There are several implications for the RCM-based nevus classification and longitudinal tracking. First, as we have systematically investigated RCM patterns of benign nevi, our study will advance the efficacy of RCM for differentiating benign nevi from malignant melanoma. One needs to recognize thoroughly the appearance of benign nevi to be able to identify deviations that indicate a malignancy. The publications of our work have already and will continue to introduce a glossary of images illustrating the RCM patterns of nevi, which will allow other European research groups to utilize RCM nevus classification for their studies. Second, RCM-based classification of nevi will be useful for case-control studies comparing pattern between subjects at high versus low-melanoma risk; this comparison will facilitate the use of RCM for identifying patients at higher melanoma risk based on the microscopic pattern of their nevi. Third, based on our newly described tracking technique, we would be able to monitor suspect lesions for changes. Prior to our research, RCM has only been used to assess the morphology of skin lesions at one point in time similar to the way histopathology assessment (i.e. microscopic examination of surgically removed tissue) is being done. However, differently that histopathology, RCM is a non-invasive cellular imaging technique and hence can be used to assess the microscopic changes of skin lesions over time. With this approach, stability at the microscopic level would indicate a benign lesion, while rapid change may identify early skin cancers. The monitoring of skin lesions will provide a unique opportunity to observe non-invasively how cells in changing lesions move, grow or proliferate within the intact live tissue and generate new knowledge that may lead to more effective skin cancer treatment. Finally, in vivo RCM devices are currently being developed and tested for cellular imaging in the fields of oral, gastrointestinal, pulmonary and genito-urinary medicine; the principle of dynamic monitoring of neoplasms for cellular changes is currently being tested in the skin, but is likely to become relevant for cancer diagnosis well beyond the skin.

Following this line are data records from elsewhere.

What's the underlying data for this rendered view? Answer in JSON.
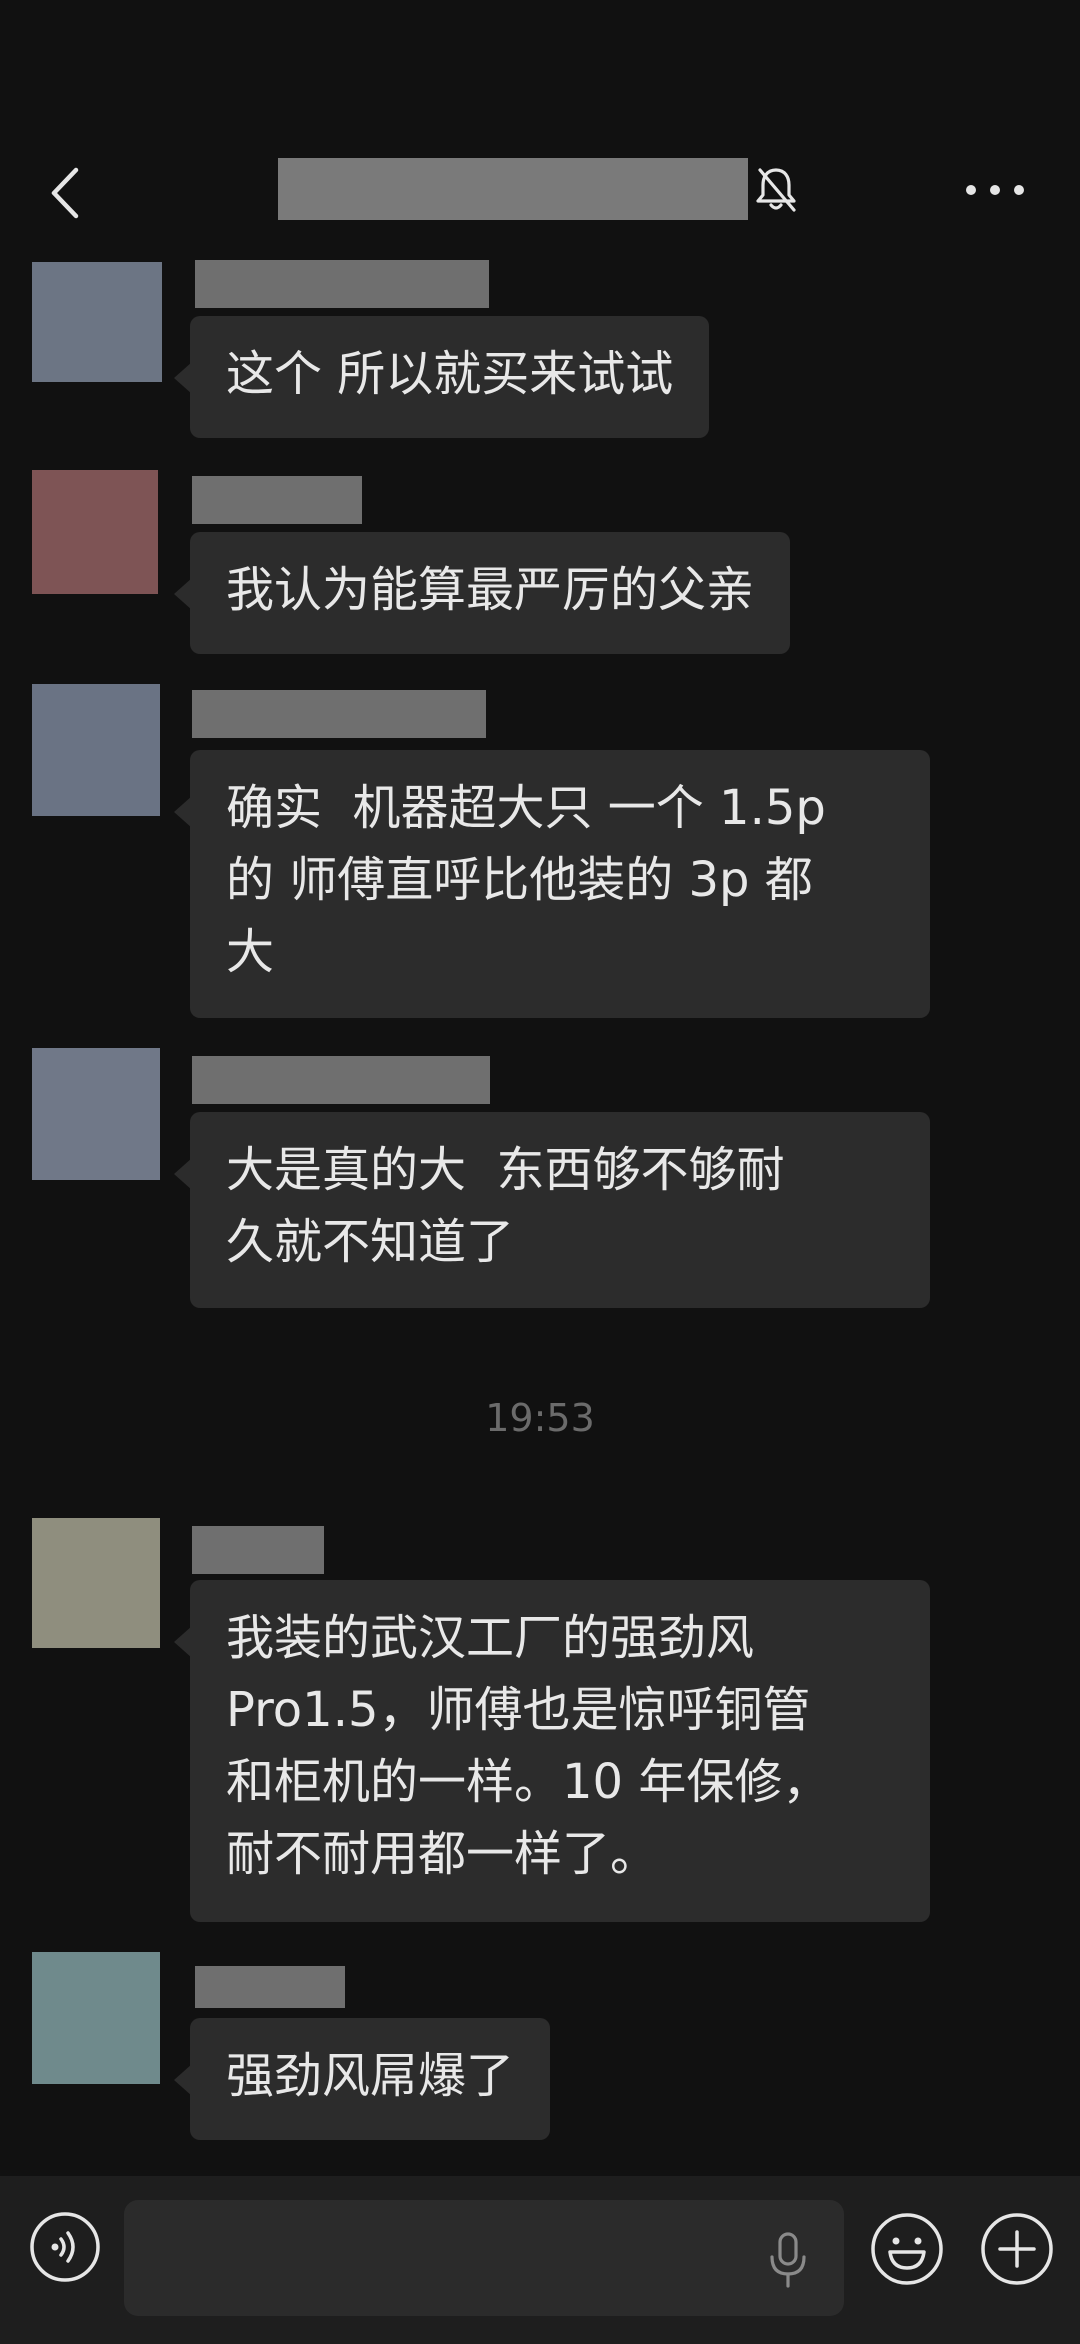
{
  "header": {
    "back_icon": "chevron-left-icon",
    "mute_icon": "bell-off-icon",
    "more_icon": "more-dots-icon"
  },
  "messages": [
    {
      "text": "这个 所以就买来试试",
      "avatar_color": "#6c7584"
    },
    {
      "text": "我认为能算最严厉的父亲",
      "avatar_color": "#7e5455"
    },
    {
      "text": "确实  机器超大只 一个 1.5p\n的 师傅直呼比他装的 3p 都\n大",
      "avatar_color": "#6a7384"
    },
    {
      "text": "大是真的大  东西够不够耐\n久就不知道了",
      "avatar_color": "#707888"
    },
    {
      "text": "我装的武汉工厂的强劲风\nPro1.5，师傅也是惊呼铜管\n和柜机的一样。10 年保修，\n耐不耐用都一样了。",
      "avatar_color": "#8f8e7e"
    },
    {
      "text": "强劲风屌爆了",
      "avatar_color": "#6f8a8c"
    }
  ],
  "timestamp": "19:53",
  "input_bar": {
    "voice_icon": "voice-mode-icon",
    "mic_icon": "microphone-icon",
    "emoji_icon": "emoji-icon",
    "plus_icon": "plus-icon",
    "text_value": ""
  }
}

Figure 1 Legend: Precise follow-up of micro-anatomic structures of nevi with RCM.
We imaged a benign nevus with RCM at baseline (A) and at 1-year follow-up (B). We were able to identify with RCM precisely the same subsurface micro-anatomic tissue structures (annotated by corresponding circles, triangles and asterisks) at both time points. Remarkably, the same individual cells, seen as distinct bright dots (annotated by corresponding arrows), can also be identified at both times points.